Monitoring and Evaluating Progress
Another important approach to improving correctional facilities is monitoring and evaluating progress. CSSP recently conducted Monitoring and Evaluation (M&E) training in Dubai, UAE for CSSP staff. “The M&E training helps us evaluate how, and to what extent, we have helped reform the Afghan correctional system into one that is safe, secure, transparent, and humane, and one that follows international best practices,” said PAE CSSP Chief of Team Jesse Williams. During training, the group practiced using SurveyCTO, an offline mobile data-collection platform that collects data in the field for evaluations.
Improving Infrastructure, Creating Sustainable Programs
“Our ultimate goal is to work ourselves out of a job,” said Walt. “It is important to focus on programs that help correctional facilities become financially sound while also furthering prisoners’ skills to advance rehabilitation.”
One such rehabilitation project is a laundry facility at the Special Narcotics Prisons (SNP) in Kabul. Due to the business opportunities of prison laundry units and the short-term success at other prisons with laundry units, the Afghanistan General Directorate of Prisons and Detention Centers (GDPDC) recently approved expansion of a laundry program with CSSP support. At the SNP, the laundry program will serve prisoners’ needs, providing clean clothes and skills they can use outside prison. It will also actively market its services to hospitals, orphanages and hotels to create financial support for the facility.
However, before any programs can become sustainable, facility infrastructure must be intact. CSSP’s Infrastructure Project Management Team assists INL in building out correctional facility infrastructure. “We can do all the mentoring and advising in the world on reintegration and rehabilitation,” said Walt “but it takes effective operations and a secure infrastructure to have a completely sustainable system.”
Holistic Approach to Reform Entire Justice System
CSSP and PAE’s Justice Sector Support Program (JSSP) are working together to ensure a more transparent system. Utilizing the Case Management System (CMS), CSSP inputs data into a countrywide database that more accurately tracks cases. CSSP has integrated 20 of 34 provinces, with a February 2017 completion date scheduled.

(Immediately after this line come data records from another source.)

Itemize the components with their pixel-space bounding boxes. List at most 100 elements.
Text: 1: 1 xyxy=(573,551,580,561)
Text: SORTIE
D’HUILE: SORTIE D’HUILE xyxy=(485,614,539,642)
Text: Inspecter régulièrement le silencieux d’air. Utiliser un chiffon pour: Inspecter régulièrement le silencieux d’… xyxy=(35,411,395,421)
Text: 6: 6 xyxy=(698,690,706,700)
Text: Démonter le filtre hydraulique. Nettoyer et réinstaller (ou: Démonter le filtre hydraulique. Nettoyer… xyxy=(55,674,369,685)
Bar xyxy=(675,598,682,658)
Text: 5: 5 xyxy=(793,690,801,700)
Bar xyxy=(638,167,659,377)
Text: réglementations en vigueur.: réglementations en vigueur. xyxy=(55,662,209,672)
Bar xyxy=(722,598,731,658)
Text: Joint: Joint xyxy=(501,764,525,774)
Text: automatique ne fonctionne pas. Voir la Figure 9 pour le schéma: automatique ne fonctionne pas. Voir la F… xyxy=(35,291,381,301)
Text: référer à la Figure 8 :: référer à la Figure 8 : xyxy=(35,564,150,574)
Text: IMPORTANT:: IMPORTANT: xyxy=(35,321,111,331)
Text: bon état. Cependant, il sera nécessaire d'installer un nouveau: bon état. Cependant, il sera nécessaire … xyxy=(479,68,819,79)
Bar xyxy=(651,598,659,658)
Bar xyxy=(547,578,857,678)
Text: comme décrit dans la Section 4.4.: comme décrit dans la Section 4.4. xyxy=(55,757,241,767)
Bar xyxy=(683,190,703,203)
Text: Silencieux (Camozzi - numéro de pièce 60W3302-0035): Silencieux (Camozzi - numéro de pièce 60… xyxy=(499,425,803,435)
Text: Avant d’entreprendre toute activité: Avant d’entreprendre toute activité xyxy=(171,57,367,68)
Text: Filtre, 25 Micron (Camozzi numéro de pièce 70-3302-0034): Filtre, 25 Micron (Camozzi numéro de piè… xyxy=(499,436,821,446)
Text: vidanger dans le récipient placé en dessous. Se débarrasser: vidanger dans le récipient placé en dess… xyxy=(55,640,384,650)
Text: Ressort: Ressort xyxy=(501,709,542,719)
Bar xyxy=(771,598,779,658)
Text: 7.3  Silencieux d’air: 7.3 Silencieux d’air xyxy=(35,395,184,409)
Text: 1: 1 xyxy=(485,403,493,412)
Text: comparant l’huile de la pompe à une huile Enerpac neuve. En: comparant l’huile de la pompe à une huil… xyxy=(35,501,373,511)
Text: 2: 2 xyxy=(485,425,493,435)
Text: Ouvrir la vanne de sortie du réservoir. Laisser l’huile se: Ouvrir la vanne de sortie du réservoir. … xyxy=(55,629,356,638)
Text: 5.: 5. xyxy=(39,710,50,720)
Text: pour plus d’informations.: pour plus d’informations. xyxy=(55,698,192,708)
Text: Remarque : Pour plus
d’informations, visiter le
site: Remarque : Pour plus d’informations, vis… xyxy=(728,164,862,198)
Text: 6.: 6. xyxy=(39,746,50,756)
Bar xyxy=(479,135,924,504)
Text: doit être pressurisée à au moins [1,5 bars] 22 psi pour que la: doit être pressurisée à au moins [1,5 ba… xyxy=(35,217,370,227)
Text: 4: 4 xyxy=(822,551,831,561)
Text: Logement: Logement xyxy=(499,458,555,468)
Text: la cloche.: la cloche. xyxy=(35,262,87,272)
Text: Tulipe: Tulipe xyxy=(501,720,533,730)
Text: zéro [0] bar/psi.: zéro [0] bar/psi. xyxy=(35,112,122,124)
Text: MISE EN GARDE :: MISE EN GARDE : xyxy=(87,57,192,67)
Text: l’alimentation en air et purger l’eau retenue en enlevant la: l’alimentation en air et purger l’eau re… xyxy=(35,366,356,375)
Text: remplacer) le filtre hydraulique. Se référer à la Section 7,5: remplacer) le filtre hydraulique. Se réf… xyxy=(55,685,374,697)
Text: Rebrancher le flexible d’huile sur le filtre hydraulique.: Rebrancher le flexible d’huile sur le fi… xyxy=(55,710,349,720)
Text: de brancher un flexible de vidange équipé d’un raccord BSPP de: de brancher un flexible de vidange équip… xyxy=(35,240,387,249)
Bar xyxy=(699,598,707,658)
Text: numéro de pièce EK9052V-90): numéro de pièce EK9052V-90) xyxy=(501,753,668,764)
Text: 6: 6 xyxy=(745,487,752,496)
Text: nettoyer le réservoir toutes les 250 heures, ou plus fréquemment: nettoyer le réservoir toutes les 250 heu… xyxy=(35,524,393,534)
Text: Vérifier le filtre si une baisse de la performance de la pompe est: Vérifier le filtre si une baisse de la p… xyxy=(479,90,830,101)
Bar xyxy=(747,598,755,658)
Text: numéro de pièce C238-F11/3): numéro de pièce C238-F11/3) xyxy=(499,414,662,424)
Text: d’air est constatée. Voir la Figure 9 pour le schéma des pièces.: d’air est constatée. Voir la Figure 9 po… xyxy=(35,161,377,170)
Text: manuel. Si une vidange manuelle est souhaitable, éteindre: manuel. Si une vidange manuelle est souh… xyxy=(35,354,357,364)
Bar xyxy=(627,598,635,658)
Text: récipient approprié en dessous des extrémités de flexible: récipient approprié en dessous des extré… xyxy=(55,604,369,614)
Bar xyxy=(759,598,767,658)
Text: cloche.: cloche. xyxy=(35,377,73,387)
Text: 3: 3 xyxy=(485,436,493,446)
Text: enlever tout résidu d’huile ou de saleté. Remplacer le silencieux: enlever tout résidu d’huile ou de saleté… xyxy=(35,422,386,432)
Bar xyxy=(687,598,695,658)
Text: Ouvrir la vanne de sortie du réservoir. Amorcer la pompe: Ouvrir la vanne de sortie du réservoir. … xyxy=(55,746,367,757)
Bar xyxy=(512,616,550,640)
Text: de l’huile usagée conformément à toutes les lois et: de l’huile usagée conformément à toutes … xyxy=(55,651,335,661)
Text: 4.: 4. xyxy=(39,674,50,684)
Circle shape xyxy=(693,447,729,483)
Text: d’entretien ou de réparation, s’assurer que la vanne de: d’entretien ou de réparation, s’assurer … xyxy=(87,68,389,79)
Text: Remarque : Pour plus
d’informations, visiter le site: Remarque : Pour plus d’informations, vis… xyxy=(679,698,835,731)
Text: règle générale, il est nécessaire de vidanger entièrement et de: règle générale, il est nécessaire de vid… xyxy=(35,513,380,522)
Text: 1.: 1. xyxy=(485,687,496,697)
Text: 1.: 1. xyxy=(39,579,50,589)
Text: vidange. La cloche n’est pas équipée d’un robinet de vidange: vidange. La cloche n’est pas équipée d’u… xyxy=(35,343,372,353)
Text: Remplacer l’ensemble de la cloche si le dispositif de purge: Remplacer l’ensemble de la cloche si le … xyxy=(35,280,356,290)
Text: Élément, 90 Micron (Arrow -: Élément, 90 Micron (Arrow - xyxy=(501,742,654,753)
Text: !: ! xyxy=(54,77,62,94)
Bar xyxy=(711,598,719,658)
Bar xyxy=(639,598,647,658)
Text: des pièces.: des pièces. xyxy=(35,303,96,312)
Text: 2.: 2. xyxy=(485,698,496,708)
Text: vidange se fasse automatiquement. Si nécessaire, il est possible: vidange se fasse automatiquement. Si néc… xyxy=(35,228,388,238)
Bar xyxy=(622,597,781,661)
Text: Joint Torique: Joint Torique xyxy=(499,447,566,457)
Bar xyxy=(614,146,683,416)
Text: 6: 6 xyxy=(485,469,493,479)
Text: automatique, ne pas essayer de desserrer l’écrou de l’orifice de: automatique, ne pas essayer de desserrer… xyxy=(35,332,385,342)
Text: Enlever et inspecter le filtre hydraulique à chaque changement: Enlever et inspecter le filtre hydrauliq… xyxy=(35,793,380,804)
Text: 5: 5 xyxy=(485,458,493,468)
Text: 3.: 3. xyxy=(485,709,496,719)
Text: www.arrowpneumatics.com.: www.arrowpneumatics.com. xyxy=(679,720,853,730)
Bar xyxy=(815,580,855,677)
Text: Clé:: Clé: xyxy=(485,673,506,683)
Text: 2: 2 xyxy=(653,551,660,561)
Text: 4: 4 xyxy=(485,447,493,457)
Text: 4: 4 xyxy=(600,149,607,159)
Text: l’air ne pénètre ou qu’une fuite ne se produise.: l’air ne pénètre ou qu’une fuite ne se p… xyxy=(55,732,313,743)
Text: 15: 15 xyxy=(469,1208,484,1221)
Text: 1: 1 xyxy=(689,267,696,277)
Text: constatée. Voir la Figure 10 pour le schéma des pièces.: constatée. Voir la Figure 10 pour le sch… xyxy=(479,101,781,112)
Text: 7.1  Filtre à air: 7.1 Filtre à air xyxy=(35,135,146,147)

“Reform requires a holistic approach in Afghanistan,” said PAE CSSP Operations Specialist Jessica Singh. “CSSP works closely with JSSP to reform the entire justice and correctional system in Afghanistan. Our collective efforts go hand in hand.”
CSSP: A Top Program in Afghanistan
CSSP is one of the most successful programs in Afghanistan, as stated in the letter to Special Inspector General for Afghanistan Reconstruction excerpted below:
INL has, through its implementing partner [CSSP], assisted the GDPDC in improving its capability to operate safe, secure, and humane Afghan correctional facilities.
- DoS Deputy Special Representative for Afghanistan and Pakistan Daniel Feldman
“We have broken through security and cultural barriers and built capacity,” said Jessica, “often in sensitive areas such as raising gender awareness and assisting vulnerable populations.”
“We are extremely proud of the positive impact the CSSP program has had on the Afghan correctional system,” said Chief of Team Jesse Williams.